Mandelson expressou sua satisfação com o fato de o Governo brasileiro ter escolhido Londres como "plataforma para sua expansão internacional" e destacou que as historicamente boas relações entre os dois países servirão de base para uma relação futura "mais estimulante".
Para Lula, no mundo globalizado, o Brasil parte com vantagem: "Se o mundo precisa de mais alimentos, o Brasil pode produzi-los; se o mundo precisa de mais biocombustíveis, o Brasil pode produzi-los, e se o mundo precisa de mais petróleo, o Brasil está em condições de produzi-lo".

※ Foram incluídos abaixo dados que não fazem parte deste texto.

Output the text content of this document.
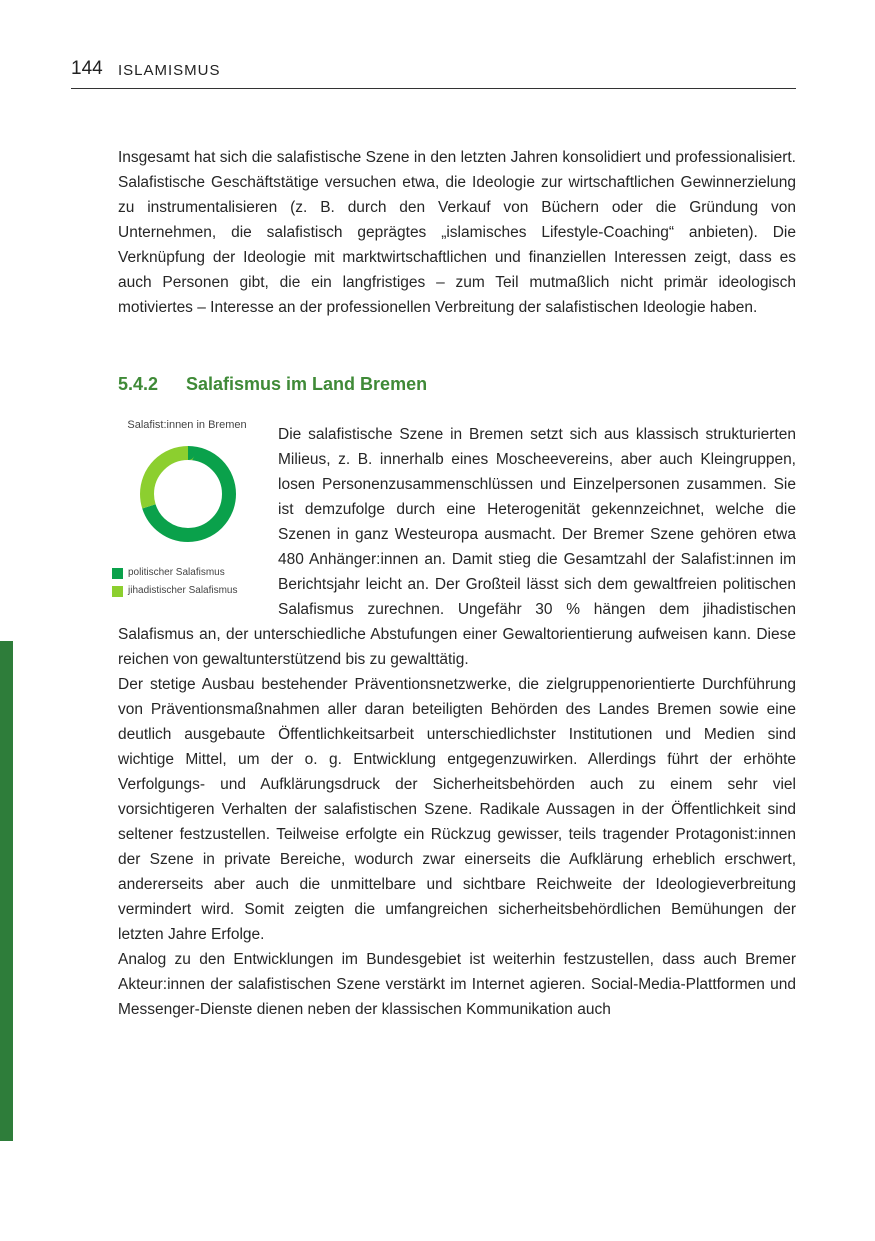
144 ISLAMISMUS

Insgesamt hat sich die salafistische Szene in den letzten Jahren konsolidiert und professionalisiert. Salafistische Geschäftstätige versuchen etwa, die Ideologie zur wirtschaftlichen Gewinnerzielung zu instrumentalisieren (z. B. durch den Verkauf von Büchern oder die Gründung von Unternehmen, die salafistisch geprägtes „islamisches Lifestyle-Coaching“ anbieten). Die Verknüpfung der Ideologie mit marktwirtschaftlichen und finanziellen Interessen zeigt, dass es auch Personen gibt, die ein langfristiges – zum Teil mutmaßlich nicht primär ideologisch motiviertes – Interesse an der professionellen Verbreitung der salafistischen Ideologie haben.

5.4.2 Salafismus im Land Bremen
Salafist:innen in Bremen
politischer Salafismus
jihadistischer Salafismus

Die salafistische Szene in Bremen setzt sich aus klassisch strukturierten Milieus, z. B. innerhalb eines Moscheevereins, aber auch Kleingruppen, losen Personenzusammenschlüssen und Einzelpersonen zusammen. Sie ist demzufolge durch eine Heterogenität gekennzeichnet, welche die Szenen in ganz Westeuropa ausmacht. Der Bremer Szene gehören etwa 480 Anhänger:innen an. Damit stieg die Gesamtzahl der Salafist:innen im Berichtsjahr leicht an. Der Großteil lässt sich dem gewaltfreien politischen Salafismus zurechnen. Ungefähr 30 % hängen dem jihadistischen Salafismus an, der unterschiedliche Abstufungen einer Gewaltorientierung aufweisen kann. Diese reichen von gewaltunterstützend bis zu gewalttätig.

Der stetige Ausbau bestehender Präventionsnetzwerke, die zielgruppenorientierte Durchführung von Präventionsmaßnahmen aller daran beteiligten Behörden des Landes Bremen sowie eine deutlich ausgebaute Öffentlichkeitsarbeit unterschiedlichster Institutionen und Medien sind wichtige Mittel, um der o. g. Entwicklung entgegenzuwirken. Allerdings führt der erhöhte Verfolgungs- und Aufklärungsdruck der Sicherheitsbehörden auch zu einem sehr viel vorsichtigeren Verhalten der salafistischen Szene. Radikale Aussagen in der Öffentlichkeit sind seltener festzustellen. Teilweise erfolgte ein Rückzug gewisser, teils tragender Protagonist:innen der Szene in private Bereiche, wodurch zwar einerseits die Aufklärung erheblich erschwert, andererseits aber auch die unmittelbare und sichtbare Reichweite der Ideologieverbreitung vermindert wird. Somit zeigten die umfangreichen sicherheitsbehördlichen Bemühungen der letzten Jahre Erfolge.

Analog zu den Entwicklungen im Bundesgebiet ist weiterhin festzustellen, dass auch Bremer Akteur:innen der salafistischen Szene verstärkt im Internet agieren. Social-Media-Plattformen und Messenger-Dienste dienen neben der klassischen Kommunikation auch
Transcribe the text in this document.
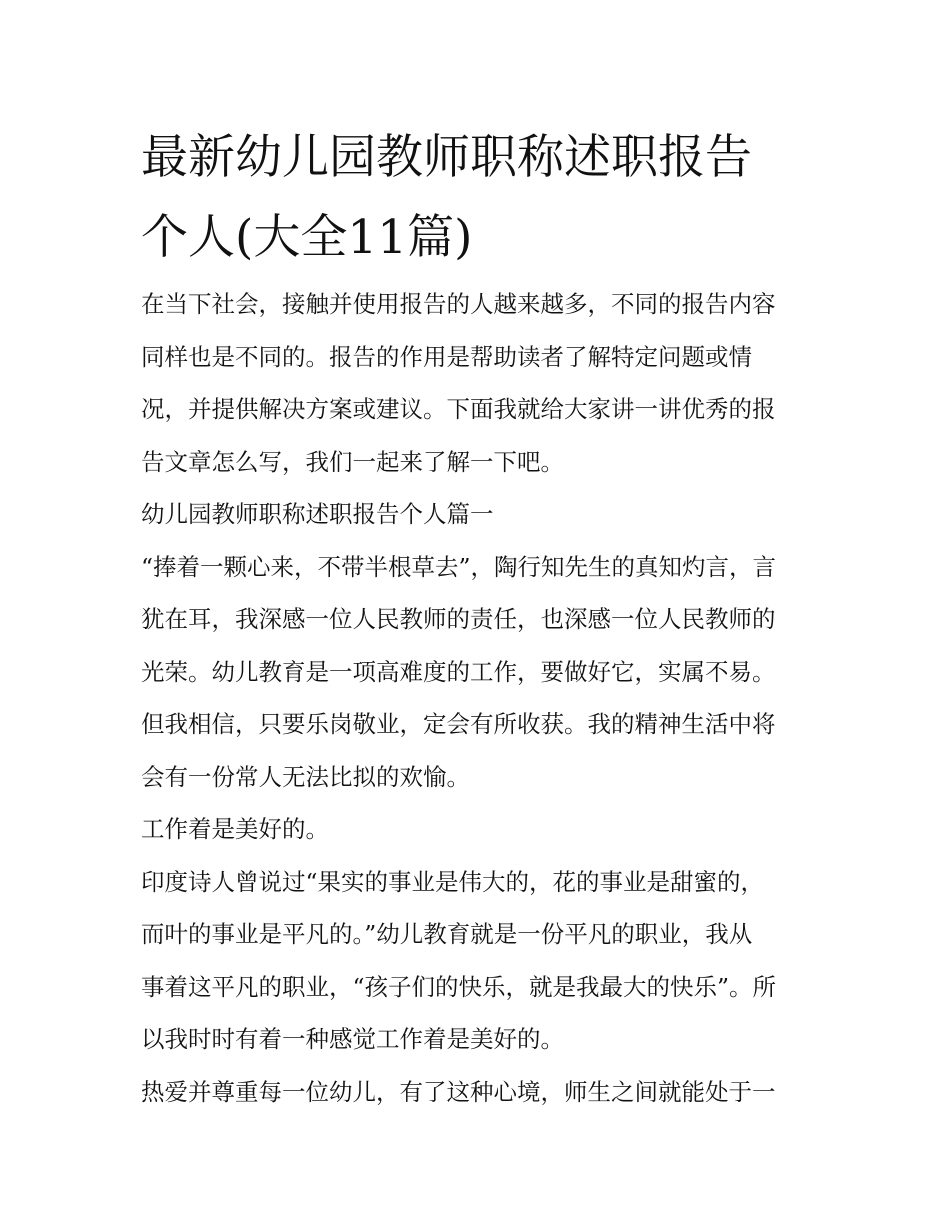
最新幼儿园教师职称述职报告
个人(大全11篇)

在当下社会，接触并使用报告的人越来越多，不同的报告内容
同样也是不同的。报告的作用是帮助读者了解特定问题或情
况，并提供解决方案或建议。下面我就给大家讲一讲优秀的报
告文章怎么写，我们一起来了解一下吧。

幼儿园教师职称述职报告个人篇一

“捧着一颗心来，不带半根草去”，陶行知先生的真知灼言，言
犹在耳，我深感一位人民教师的责任，也深感一位人民教师的
光荣。幼儿教育是一项高难度的工作，要做好它，实属不易。
但我相信，只要乐岗敬业，定会有所收获。我的精神生活中将
会有一份常人无法比拟的欢愉。

工作着是美好的。

印度诗人曾说过“果实的事业是伟大的，花的事业是甜蜜的，
而叶的事业是平凡的。”幼儿教育就是一份平凡的职业，我从
事着这平凡的职业，“孩子们的快乐，就是我最大的快乐”。所
以我时时有着一种感觉工作着是美好的。

热爱并尊重每一位幼儿，有了这种心境，师生之间就能处于一
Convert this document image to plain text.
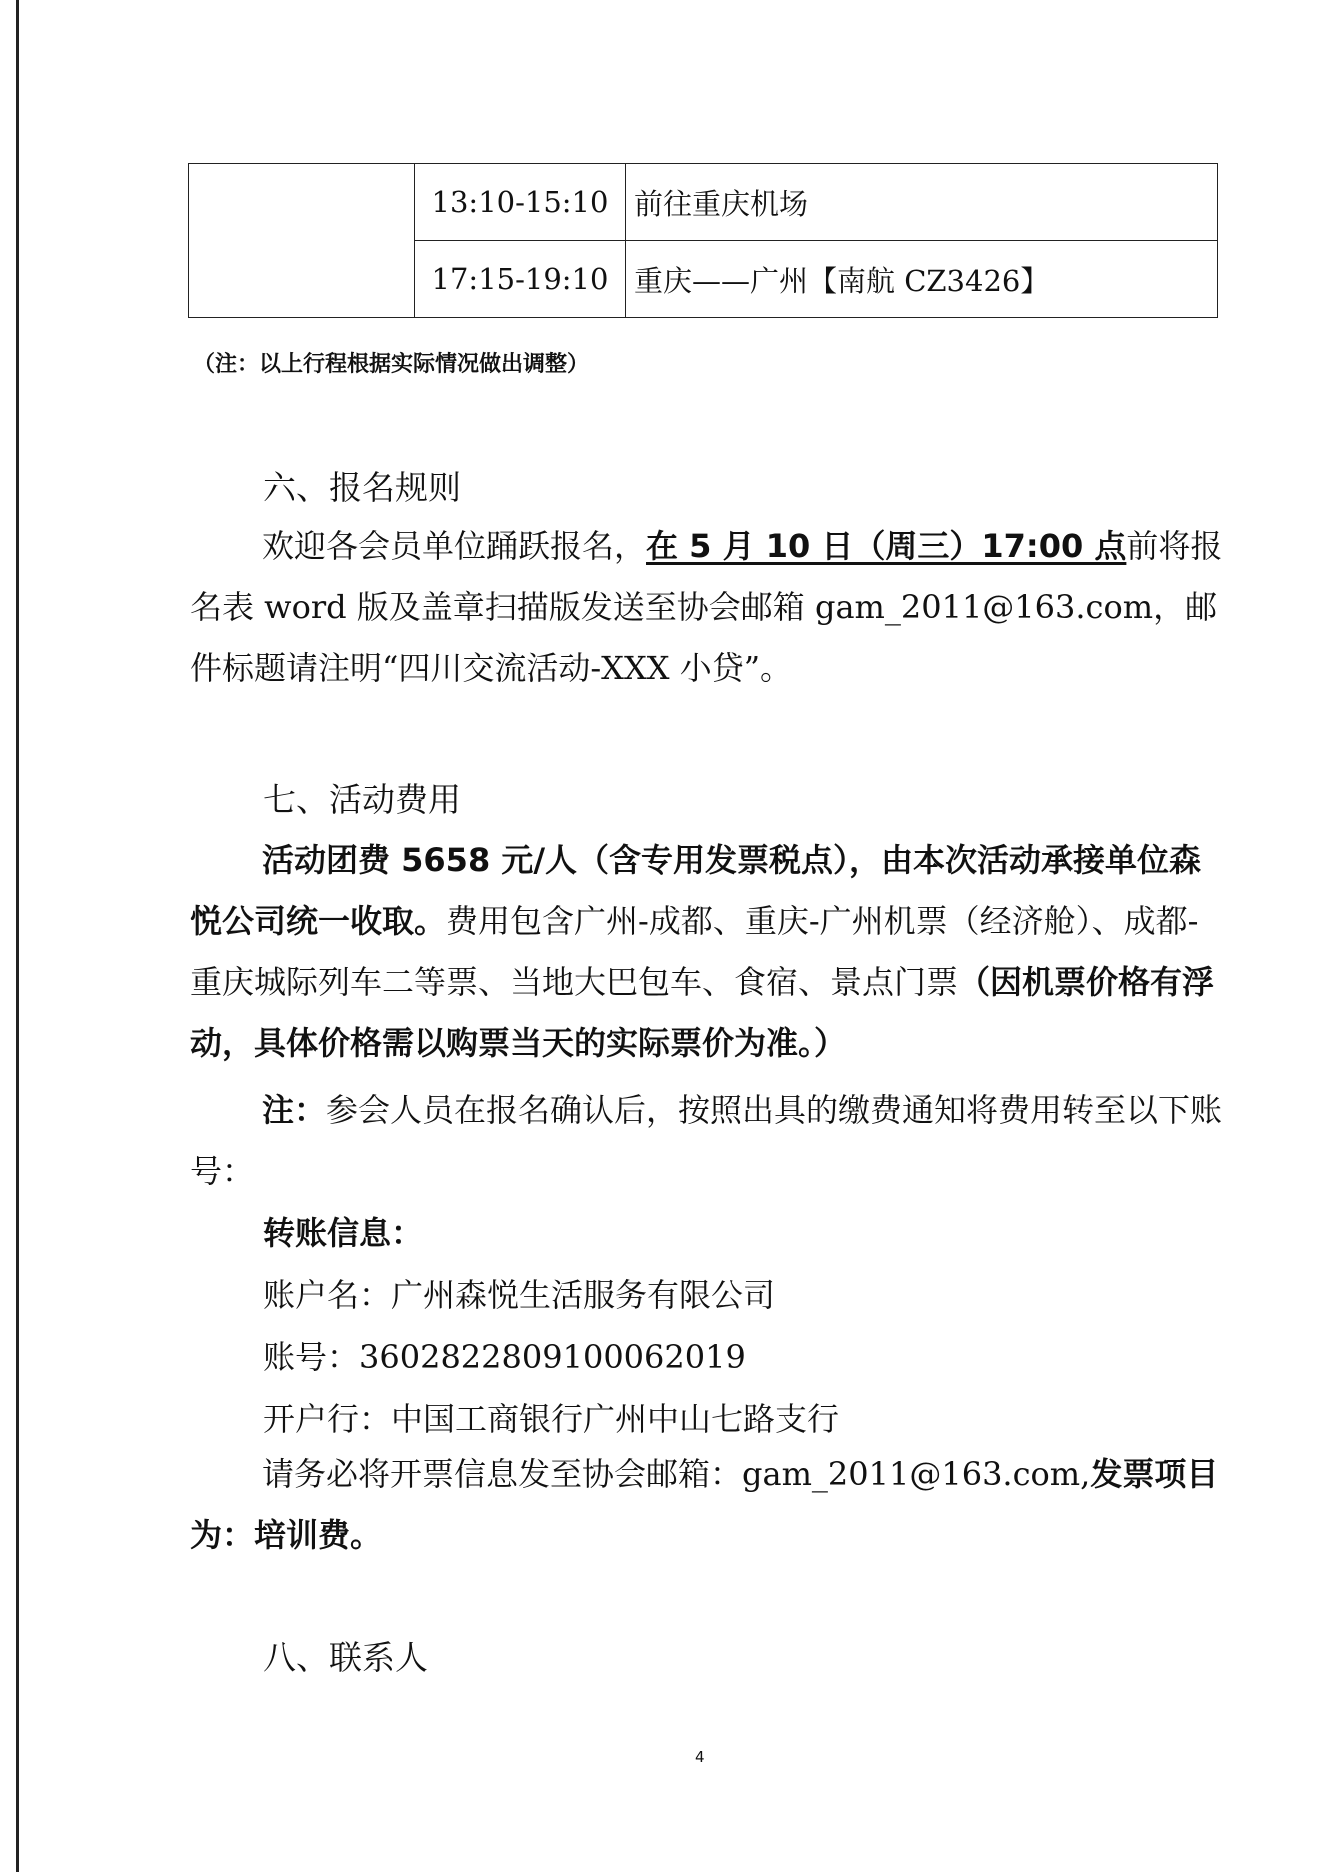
	13:10-15:10	前往重庆机场
	17:15-19:10	重庆——广州【南航 CZ3426】
（注：以上行程根据实际情况做出调整）
六、报名规则

欢迎各会员单位踊跃报名，在 5 月 10 日（周三）17:00 点前将报名表 word 版及盖章扫描版发送至协会邮箱 gam_2011@163.com，邮件标题请注明“四川交流活动-XXX 小贷”。

七、活动费用

活动团费 5658 元/人（含专用发票税点），由本次活动承接单位森悦公司统一收取。费用包含广州-成都、重庆-广州机票（经济舱）、成都-重庆城际列车二等票、当地大巴包车、食宿、景点门票（因机票价格有浮动，具体价格需以购票当天的实际票价为准。）

注：参会人员在报名确认后，按照出具的缴费通知将费用转至以下账号：

转账信息：
账户名：广州森悦生活服务有限公司
账号：3602822809100062019
开户行：中国工商银行广州中山七路支行

请务必将开票信息发至协会邮箱：gam_2011@163.com,发票项目为：培训费。

八、联系人
4
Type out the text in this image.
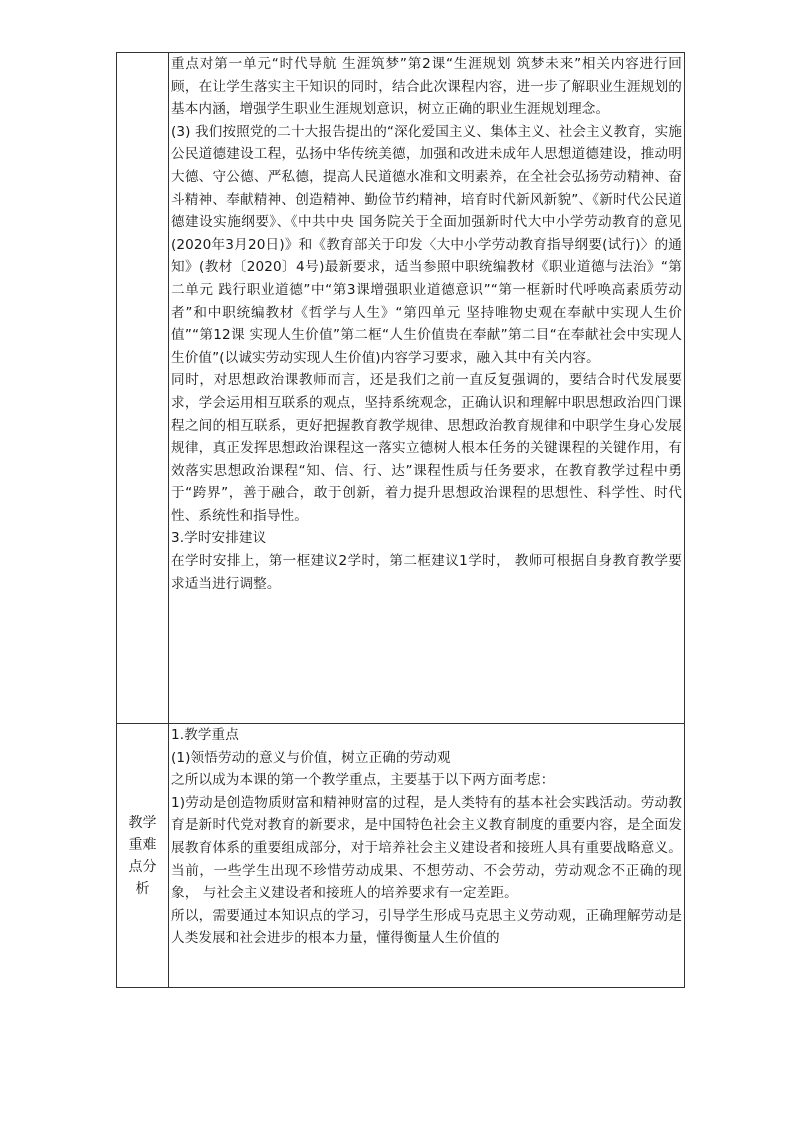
	重点对第一单元“时代导航 生涯筑梦”第2课“生涯规划 筑梦未来”相关内容进行回顾，在让学生落实主干知识的同时，结合此次课程内容，进一步了解职业生涯规划的基本内涵，增强学生职业生涯规划意识，树立正确的职业生涯规划理念。

(3) 我们按照党的二十大报告提出的“深化爱国主义、集体主义、社会主义教育，实施公民道德建设工程，弘扬中华传统美德，加强和改进未成年人思想道德建设，推动明大德、守公德、严私德，提高人民道德水准和文明素养，在全社会弘扬劳动精神、奋斗精神、奉献精神、创造精神、勤俭节约精神，培育时代新风新貌”、《新时代公民道德建设实施纲要》、《中共中央 国务院关于全面加强新时代大中小学劳动教育的意见(2020年3月20日)》和《教育部关于印发〈大中小学劳动教育指导纲要(试行)〉的通知》(教材〔2020〕4号)最新要求，适当参照中职统编教材《职业道德与法治》“第二单元 践行职业道德”中“第3课增强职业道德意识”“第一框新时代呼唤高素质劳动者”和中职统编教材《哲学与人生》“第四单元 坚持唯物史观在奉献中实现人生价值”“第12课 实现人生价值”第二框“人生价值贵在奉献”第二目“在奉献社会中实现人生价值”(以诚实劳动实现人生价值)内容学习要求，融入其中有关内容。

同时，对思想政治课教师而言，还是我们之前一直反复强调的，要结合时代发展要求，学会运用相互联系的观点，坚持系统观念，正确认识和理解中职思想政治四门课程之间的相互联系，更好把握教育教学规律、思想政治教育规律和中职学生身心发展规律，真正发挥思想政治课程这一落实立德树人根本任务的关键课程的关键作用，有效落实思想政治课程“知、信、行、达”课程性质与任务要求，在教育教学过程中勇于“跨界”，善于融合，敢于创新，着力提升思想政治课程的思想性、科学性、时代性、系统性和指导性。

3.学时安排建议

在学时安排上，第一框建议2学时，第二框建议1学时， 教师可根据自身教育教学要求适当进行调整。

教学重难点分析	1.教学重点

(1)领悟劳动的意义与价值，树立正确的劳动观

之所以成为本课的第一个教学重点，主要基于以下两方面考虑：

1)劳动是创造物质财富和精神财富的过程，是人类特有的基本社会实践活动。劳动教育是新时代党对教育的新要求，是中国特色社会主义教育制度的重要内容，是全面发展教育体系的重要组成部分，对于培养社会主义建设者和接班人具有重要战略意义。当前，一些学生出现不珍惜劳动成果、不想劳动、不会劳动，劳动观念不正确的现象， 与社会主义建设者和接班人的培养要求有一定差距。

所以，需要通过本知识点的学习，引导学生形成马克思主义劳动观，正确理解劳动是人类发展和社会进步的根本力量，懂得衡量人生价值的
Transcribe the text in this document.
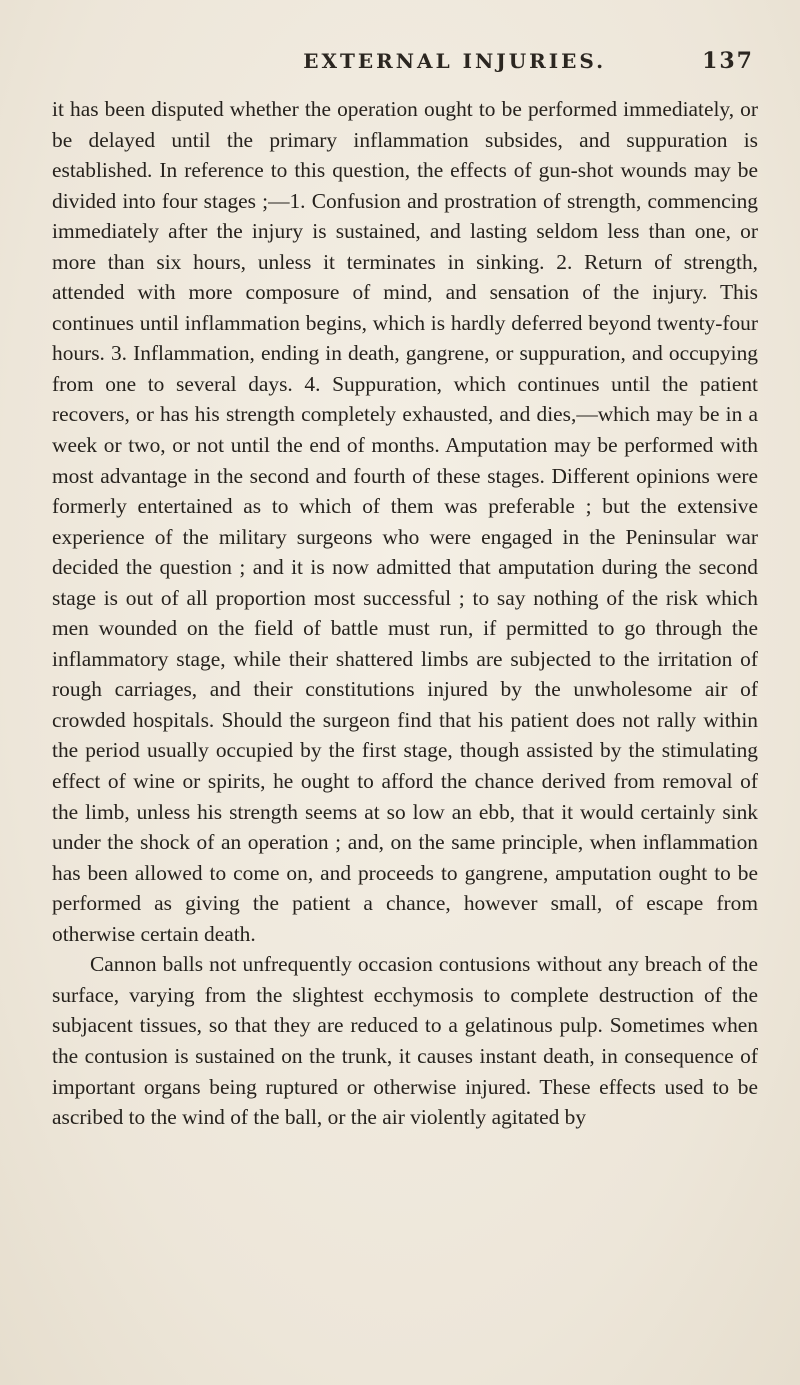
EXTERNAL INJURIES.	137

it has been disputed whether the operation ought to be performed immediately, or be delayed until the primary inflammation subsides, and suppuration is established. In reference to this question, the effects of gun-shot wounds may be divided into four stages ;—1. Confusion and prostration of strength, commencing immediately after the injury is sustained, and lasting seldom less than one, or more than six hours, unless it terminates in sinking. 2. Return of strength, attended with more composure of mind, and sensation of the injury. This continues until inflammation begins, which is hardly deferred beyond twenty-four hours. 3. Inflammation, ending in death, gangrene, or suppuration, and occupying from one to several days. 4. Suppuration, which continues until the patient recovers, or has his strength completely exhausted, and dies,—which may be in a week or two, or not until the end of months. Amputation may be performed with most advantage in the second and fourth of these stages. Different opinions were formerly entertained as to which of them was preferable ; but the extensive experience of the military surgeons who were engaged in the Peninsular war decided the question ; and it is now admitted that amputation during the second stage is out of all proportion most successful ; to say nothing of the risk which men wounded on the field of battle must run, if permitted to go through the inflammatory stage, while their shattered limbs are subjected to the irritation of rough carriages, and their constitutions injured by the unwholesome air of crowded hospitals. Should the surgeon find that his patient does not rally within the period usually occupied by the first stage, though assisted by the stimulating effect of wine or spirits, he ought to afford the chance derived from removal of the limb, unless his strength seems at so low an ebb, that it would certainly sink under the shock of an operation ; and, on the same principle, when inflammation has been allowed to come on, and proceeds to gangrene, amputation ought to be performed as giving the patient a chance, however small, of escape from otherwise certain death.

Cannon balls not unfrequently occasion contusions without any breach of the surface, varying from the slightest ecchymosis to complete destruction of the subjacent tissues, so that they are reduced to a gelatinous pulp. Sometimes when the contusion is sustained on the trunk, it causes instant death, in consequence of important organs being ruptured or otherwise injured. These effects used to be ascribed to the wind of the ball, or the air violently agitated by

A escolha do Rio de Janeiro como sede dos Jogos Olímpicos de 2016 foi dada como exemplo por Lula de que o Brasil pode conseguir o melhor apesar do pessimismo de alguns setores da sociedade que "continuam pensando que os demais podem e nós não".
Ninguém pensava que o Rio poderia vencer Madri, Tóquio ou Chicago, afirmou Lula, que pediu a mesma amplitude de objetivos para "nossos bancos e nossas empresas", aos quais lembrou que "não devem nada às empresas e aos bancos do mundo desenvolvido".
Para o presidente, a Petrobras e a Embraer são dois exemplos de que "podemos competir em igualdade de condições no mercado internacional sem pedir permissão; com respeito, mas em igualdade de condições".
E o escritório do BNDES em Londres deve contribuir para, a partir de agora, terminar de convencer o capital e o investimento estrangeiro de que "o Brasil é uma grande oportunidade para quem quer fazer negócios e investir".
Lula transferiu esse espírito para as negociações internacionais para um acordo na Conferência da ONU sobre as Mudanças Climáticas, no mês que vem, em Copenhague, onde, segundo o presidente, "ninguém estará em condições de dar lições ao Brasil sobre mudança climática".
Lula argumentou que a solução passa por agir localmente e defendeu que, "se fizermos o dever de casa, poderemos evitar o problema da mudança climática. O problema é que há alguns que não fazem o dever de casa e querem exigir dos demais".
O presidente assegurou que o Brasil é um dos países do mundo que mais "energia limpa e renovável" produz e se mostrou confiante em um diálogo aberto na capital dinamarquesa.
"Não vamos a Copenhague para impor nossas propostas. Vamos apresentar nossas metas, mas com o desejo de construir com outros países o que puder ser construído para que o planeta possa sobreviver por muitas mais centenas de anos", afirmou.
O primeiro dos dois dias da visita de Lula a Londres teve um marcado caráter econômico e empresarial, já que se reuniu com os presidentes da siderúrgica Arcelor Mittal, Lakshmi Mittal, e do grupo produtor de alumínio Alcoa, Franklin Feder.
Houve espaço também para a política, em reunião com o primeiro-ministro do Reino Unido, Gordon Brown, que recebeu Lula no final da tarde em sua residência oficial.
Na agenda, um memorando de cooperação para que a experiência dos Jogos Olímpicos de 2012 seja transmitida aos do Rio, em 2016, assim como a discussão sobre a cúpula de Copenhague e a reforma do Conselho de Segurança da ONU.
Nesta quinta-feira, Lula participará de um seminário do jornal "Financial Times" sobre as oportunidades de investimento no Brasil. Depois, será recebido pela rainha Elizabeth II.
Por fim, o presidente receberá durante uma cerimônia em sua homenagem o prêmio do Instituto Real de Assuntos Internacionais Chatham House, que anualmente reconhece a figura política que fez "a contribuição mais significativa para a melhora das relações internacionais no ano anterior".